Будущее покажет, что с дорогами им в тот день повезет, а вот с адекватностью – не слишком….
У центральных ворот «Швейцарии» их ждал полицейский. Махнул, чтобы остановились, сказал, что проедет с ними, покажет, где находится пострадавший. Забрался в салон, назвал свою фамилию и звание (старший сержант Никонов) и, пока «Скорая» виляла по дорожкам парка, пробираясь на склон, который спускался к Оке, рассказал, что сегодня, наконец, задержали преступника, который вот уже несколько месяцев рубил по ночам в городских парках сухие деревья, оставаясь незамеченным.

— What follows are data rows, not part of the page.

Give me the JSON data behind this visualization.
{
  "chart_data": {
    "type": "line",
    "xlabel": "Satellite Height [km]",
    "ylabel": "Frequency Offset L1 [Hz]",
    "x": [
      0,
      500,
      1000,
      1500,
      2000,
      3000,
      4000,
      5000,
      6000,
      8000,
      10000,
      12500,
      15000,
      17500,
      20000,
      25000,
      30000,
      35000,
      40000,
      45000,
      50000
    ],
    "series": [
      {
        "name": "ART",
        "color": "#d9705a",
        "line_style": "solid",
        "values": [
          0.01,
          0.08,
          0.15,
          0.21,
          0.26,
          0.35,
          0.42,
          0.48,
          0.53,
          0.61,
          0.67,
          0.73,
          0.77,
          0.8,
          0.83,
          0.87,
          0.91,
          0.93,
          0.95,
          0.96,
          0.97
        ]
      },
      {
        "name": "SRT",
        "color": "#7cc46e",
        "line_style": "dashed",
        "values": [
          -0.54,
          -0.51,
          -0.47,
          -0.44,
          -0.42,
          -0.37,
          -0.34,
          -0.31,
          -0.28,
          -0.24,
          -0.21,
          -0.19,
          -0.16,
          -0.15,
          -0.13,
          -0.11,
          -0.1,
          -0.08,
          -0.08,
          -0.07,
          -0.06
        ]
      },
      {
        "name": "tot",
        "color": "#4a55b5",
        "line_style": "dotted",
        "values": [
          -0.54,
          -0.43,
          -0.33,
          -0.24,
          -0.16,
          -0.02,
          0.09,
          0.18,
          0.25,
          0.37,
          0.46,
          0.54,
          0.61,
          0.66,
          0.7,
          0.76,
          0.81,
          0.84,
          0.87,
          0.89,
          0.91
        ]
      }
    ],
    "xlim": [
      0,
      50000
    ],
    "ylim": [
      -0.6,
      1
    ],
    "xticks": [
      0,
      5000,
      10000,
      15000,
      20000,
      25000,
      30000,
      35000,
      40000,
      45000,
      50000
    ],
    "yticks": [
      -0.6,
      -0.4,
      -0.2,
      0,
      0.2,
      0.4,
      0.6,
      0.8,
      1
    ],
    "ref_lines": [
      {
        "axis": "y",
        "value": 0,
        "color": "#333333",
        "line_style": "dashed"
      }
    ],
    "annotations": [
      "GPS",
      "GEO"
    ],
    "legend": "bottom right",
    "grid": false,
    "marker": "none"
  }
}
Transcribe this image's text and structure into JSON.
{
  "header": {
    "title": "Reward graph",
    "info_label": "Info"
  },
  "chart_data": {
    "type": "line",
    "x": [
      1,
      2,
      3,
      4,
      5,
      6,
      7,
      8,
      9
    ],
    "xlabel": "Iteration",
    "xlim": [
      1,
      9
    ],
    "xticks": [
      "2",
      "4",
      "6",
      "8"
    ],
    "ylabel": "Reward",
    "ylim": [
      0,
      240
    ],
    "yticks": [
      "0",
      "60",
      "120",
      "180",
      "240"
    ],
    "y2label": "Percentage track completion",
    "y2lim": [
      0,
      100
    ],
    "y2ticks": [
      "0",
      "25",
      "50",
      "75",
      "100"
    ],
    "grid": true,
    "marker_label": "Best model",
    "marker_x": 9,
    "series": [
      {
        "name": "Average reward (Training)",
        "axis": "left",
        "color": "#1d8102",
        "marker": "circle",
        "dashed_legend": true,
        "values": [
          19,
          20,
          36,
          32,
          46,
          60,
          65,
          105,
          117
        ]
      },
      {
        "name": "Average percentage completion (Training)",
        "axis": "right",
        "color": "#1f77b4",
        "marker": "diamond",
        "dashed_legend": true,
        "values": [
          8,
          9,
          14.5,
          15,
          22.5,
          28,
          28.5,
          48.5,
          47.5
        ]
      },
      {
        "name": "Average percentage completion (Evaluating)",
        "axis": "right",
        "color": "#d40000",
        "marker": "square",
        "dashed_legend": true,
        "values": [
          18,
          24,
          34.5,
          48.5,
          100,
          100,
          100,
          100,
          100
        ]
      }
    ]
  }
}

– На дрова, что ли? – хохотнул Егорыч, у которого слух был, как у летучей мыши: он даже с закрытой перегородкой каждое слово из салона слышал, не то что при открытой! – А чтоб тебя, заразу!
Он вдруг резко затормозил, высунулся в окно и кому-то погрозил:
– Откуда ты только взялся?! Ну чисто мышь из-под колес выскочил!
В заросли метнулся какой-то низкорослый тощий человечек в белой замызганной каскетке.
«Скалолазка?! – изумилась Ольга. – Неужели он?! Только что про него думала! Вот уж правда: вспомни о черте, а он уж тут!»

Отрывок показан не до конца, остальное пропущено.